In a recent ruling out of the Ninth Circuit, Chesbro v. Best Buy Stores, L.P., the Court has ruled that certain calls are telemarketing calls subject to the TCPA, even if the calls do not explicitly encourage a purchase.
In this case, the plaintiff purchased a computer from Best Buy and (at least allegedly) signed up for its rewards program. Thereafter, Best Buy autodialed the plaintiff’s home with prerecorded messages about the program. The calls, as described in the Court’s opinion, include reminders to use rewards before they expire as well as a call to alert the plaintiff to changes in the rewards program.
“Hello, this is Andrea from Best Buy Reward Zone calling for (Recipient’s first and last name) to remind you that your Reward Certificates are about to expire. (Certificate amount) dollars in Reward Certificates were mailed to you on (Mail date) and they will expire if not used by (Expiration Date). If you do not have your reward certificates, you can re-print them online at myrewardzone.com. Thank you for shopping at Best Buy.”
Plaintiff claims he attempted to opt-out several times but continued to receive calls.
Best Buy asserted that the messages were purely informational messages about the service and not commercial or marketing calls.
The trial court granted summary judgment for Best Buy, but the Ninth Circuit reversed, and concluded that the calls were telemarketing calls, subject to the TCPA:
“The robot-calls urged the listener to ‘redeem’ his Reward Zone points, directed him to a website where he could further engage with the RZP, and thanked him for ‘shopping at Best Buy.’ Redeeming Reward Zone points required going to a Best Buy store and making further purchases of Best Buy’s goods.
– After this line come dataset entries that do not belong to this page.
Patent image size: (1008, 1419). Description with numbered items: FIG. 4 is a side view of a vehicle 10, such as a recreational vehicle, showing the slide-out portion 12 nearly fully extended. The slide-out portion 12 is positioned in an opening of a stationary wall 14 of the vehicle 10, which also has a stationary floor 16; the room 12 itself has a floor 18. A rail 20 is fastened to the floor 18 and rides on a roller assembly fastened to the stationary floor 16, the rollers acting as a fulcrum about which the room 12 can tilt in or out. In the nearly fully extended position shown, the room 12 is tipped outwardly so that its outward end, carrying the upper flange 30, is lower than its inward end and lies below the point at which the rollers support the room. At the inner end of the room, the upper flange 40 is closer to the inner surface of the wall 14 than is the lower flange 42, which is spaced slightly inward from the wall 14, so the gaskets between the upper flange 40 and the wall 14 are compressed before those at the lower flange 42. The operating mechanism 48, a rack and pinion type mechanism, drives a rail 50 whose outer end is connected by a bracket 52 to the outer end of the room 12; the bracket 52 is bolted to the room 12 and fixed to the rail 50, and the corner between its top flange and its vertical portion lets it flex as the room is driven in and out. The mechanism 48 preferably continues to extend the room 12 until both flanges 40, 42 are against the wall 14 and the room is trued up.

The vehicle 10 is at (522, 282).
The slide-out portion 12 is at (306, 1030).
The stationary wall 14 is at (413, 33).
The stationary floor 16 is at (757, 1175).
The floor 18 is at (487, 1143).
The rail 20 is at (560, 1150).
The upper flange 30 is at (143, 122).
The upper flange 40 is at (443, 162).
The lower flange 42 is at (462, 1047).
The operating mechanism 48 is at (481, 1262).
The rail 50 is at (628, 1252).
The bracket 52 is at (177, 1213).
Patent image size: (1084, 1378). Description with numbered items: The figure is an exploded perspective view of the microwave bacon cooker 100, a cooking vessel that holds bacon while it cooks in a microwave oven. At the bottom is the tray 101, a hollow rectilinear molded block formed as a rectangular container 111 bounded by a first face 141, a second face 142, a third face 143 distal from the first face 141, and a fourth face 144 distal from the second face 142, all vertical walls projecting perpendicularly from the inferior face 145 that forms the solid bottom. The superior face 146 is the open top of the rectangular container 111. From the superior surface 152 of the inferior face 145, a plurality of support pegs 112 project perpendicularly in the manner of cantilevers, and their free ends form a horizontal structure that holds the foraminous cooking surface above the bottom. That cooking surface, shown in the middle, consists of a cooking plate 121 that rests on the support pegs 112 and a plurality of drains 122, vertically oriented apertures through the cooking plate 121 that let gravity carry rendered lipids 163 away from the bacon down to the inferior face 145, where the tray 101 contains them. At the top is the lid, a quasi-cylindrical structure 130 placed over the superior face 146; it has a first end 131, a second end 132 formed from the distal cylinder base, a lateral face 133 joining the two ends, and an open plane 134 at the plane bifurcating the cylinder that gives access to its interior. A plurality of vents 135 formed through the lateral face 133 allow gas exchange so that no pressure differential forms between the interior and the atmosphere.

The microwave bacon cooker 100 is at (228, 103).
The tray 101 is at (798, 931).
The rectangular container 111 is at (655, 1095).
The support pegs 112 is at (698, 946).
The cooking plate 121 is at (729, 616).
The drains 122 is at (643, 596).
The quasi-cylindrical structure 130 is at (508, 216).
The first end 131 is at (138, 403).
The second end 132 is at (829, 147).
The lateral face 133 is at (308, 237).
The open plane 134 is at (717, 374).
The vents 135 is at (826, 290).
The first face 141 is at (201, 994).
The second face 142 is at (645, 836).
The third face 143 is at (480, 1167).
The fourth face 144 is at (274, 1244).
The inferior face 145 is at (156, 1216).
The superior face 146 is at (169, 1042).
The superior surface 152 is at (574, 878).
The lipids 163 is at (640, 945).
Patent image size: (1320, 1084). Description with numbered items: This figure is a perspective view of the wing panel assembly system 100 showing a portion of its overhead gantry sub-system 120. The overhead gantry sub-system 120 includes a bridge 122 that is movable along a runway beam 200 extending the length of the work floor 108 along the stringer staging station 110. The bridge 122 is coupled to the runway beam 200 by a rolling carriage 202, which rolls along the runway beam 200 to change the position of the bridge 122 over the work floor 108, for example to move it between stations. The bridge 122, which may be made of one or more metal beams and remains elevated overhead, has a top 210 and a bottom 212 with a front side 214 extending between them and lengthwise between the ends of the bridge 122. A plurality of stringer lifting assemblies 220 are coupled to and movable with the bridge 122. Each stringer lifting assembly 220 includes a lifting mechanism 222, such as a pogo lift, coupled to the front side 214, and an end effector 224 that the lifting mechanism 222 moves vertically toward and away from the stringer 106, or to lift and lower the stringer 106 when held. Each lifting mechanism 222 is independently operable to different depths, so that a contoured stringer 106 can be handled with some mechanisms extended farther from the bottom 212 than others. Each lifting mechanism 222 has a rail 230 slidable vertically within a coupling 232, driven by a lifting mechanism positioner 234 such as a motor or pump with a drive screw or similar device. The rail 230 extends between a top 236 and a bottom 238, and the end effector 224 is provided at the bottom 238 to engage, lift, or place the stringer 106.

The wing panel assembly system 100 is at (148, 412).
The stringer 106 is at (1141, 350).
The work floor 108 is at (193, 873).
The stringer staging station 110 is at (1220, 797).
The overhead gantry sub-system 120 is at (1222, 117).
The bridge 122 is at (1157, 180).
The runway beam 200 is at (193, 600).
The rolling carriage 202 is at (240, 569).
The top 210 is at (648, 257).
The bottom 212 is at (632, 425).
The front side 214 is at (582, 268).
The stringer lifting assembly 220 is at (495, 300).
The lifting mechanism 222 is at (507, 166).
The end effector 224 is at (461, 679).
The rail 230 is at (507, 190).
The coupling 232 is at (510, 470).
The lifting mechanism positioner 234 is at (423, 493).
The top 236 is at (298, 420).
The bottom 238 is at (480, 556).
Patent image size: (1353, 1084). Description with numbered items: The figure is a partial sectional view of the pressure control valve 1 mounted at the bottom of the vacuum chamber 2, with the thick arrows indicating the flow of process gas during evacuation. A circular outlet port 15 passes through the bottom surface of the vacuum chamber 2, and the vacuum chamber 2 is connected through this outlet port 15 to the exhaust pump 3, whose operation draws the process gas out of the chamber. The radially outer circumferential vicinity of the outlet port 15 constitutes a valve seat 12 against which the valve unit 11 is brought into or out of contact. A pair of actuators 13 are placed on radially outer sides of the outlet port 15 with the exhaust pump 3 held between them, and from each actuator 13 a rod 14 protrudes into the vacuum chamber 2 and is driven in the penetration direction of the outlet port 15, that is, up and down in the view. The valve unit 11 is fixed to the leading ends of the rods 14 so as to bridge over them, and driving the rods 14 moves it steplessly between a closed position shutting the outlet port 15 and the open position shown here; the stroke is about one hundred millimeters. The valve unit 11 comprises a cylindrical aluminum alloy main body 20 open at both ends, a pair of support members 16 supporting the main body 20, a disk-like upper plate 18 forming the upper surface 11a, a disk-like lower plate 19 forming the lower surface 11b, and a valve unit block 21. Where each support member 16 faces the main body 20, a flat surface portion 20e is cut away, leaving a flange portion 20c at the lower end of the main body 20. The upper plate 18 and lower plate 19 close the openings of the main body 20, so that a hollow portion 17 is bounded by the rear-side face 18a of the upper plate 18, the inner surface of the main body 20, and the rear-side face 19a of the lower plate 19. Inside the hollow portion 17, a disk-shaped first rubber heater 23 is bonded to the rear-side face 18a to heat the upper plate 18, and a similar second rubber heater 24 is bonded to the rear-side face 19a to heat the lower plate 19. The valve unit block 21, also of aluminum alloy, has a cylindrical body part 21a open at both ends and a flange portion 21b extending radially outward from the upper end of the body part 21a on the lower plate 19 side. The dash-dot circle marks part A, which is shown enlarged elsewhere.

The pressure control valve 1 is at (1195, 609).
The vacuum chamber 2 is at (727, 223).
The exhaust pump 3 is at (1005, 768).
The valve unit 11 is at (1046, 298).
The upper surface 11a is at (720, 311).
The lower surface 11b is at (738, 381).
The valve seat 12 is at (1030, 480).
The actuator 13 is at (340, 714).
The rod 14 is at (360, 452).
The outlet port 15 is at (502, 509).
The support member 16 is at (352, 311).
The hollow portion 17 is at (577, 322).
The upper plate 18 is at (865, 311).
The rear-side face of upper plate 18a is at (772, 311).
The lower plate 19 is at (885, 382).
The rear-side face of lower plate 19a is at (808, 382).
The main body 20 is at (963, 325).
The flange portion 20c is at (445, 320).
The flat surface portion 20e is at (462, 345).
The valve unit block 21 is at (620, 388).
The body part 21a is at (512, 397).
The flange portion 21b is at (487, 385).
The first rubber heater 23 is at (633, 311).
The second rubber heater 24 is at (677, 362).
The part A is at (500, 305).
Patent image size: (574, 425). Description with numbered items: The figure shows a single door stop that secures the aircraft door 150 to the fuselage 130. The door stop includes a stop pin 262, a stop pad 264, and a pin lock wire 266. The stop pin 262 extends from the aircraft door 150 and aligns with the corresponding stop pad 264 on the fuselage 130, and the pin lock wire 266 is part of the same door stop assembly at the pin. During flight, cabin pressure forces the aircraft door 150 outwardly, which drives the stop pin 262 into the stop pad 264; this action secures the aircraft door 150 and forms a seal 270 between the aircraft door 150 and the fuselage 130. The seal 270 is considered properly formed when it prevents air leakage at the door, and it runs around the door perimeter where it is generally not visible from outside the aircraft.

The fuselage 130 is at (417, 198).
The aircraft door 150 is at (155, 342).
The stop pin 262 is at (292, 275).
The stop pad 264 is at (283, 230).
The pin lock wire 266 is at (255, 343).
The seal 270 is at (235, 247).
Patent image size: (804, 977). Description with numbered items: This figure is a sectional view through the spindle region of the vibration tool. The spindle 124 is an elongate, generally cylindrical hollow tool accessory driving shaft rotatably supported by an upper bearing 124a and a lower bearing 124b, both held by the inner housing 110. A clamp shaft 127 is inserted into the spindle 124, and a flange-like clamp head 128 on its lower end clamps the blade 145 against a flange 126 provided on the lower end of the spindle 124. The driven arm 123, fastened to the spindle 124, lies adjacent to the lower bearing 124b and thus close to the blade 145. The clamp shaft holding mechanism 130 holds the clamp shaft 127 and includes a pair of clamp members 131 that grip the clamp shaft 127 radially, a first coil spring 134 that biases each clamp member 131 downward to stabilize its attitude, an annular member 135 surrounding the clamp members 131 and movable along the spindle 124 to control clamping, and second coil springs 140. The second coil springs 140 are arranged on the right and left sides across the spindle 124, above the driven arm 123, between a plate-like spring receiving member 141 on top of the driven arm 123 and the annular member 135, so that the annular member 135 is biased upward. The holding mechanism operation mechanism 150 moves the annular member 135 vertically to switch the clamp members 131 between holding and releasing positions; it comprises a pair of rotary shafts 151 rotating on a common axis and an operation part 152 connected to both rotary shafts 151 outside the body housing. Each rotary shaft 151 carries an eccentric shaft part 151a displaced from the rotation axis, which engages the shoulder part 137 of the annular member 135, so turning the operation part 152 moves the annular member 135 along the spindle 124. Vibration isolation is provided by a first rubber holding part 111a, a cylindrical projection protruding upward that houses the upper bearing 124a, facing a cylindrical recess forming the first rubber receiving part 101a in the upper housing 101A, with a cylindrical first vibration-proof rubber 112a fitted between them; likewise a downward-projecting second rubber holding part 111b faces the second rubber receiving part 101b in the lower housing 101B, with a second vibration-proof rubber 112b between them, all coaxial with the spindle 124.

There was no other use for the Reward Zone points. Thus, the calls encouraged the listener to make future purchases at Best Buy. Neither the statute nor the regulations require an explicit mention of a good, product, or service where the implication is clear from the context.”
Thus, the Court found the calls regarding redeeming existing rewards, with no explicit encouragement to make additional purchases, to be telemarketing calls. It is unclear from the decision if the Court would have found the call regarding updates to the rewards program, standing alone, to be a violation.
Accordingly, any company that currently relies upon its calls being “informational” and outside the requirements of the TCPA should reconfirm that position in light of this case, particularly as this ruling may embolden other class action counsel to test the limits of the TCPA's exception for informational calls.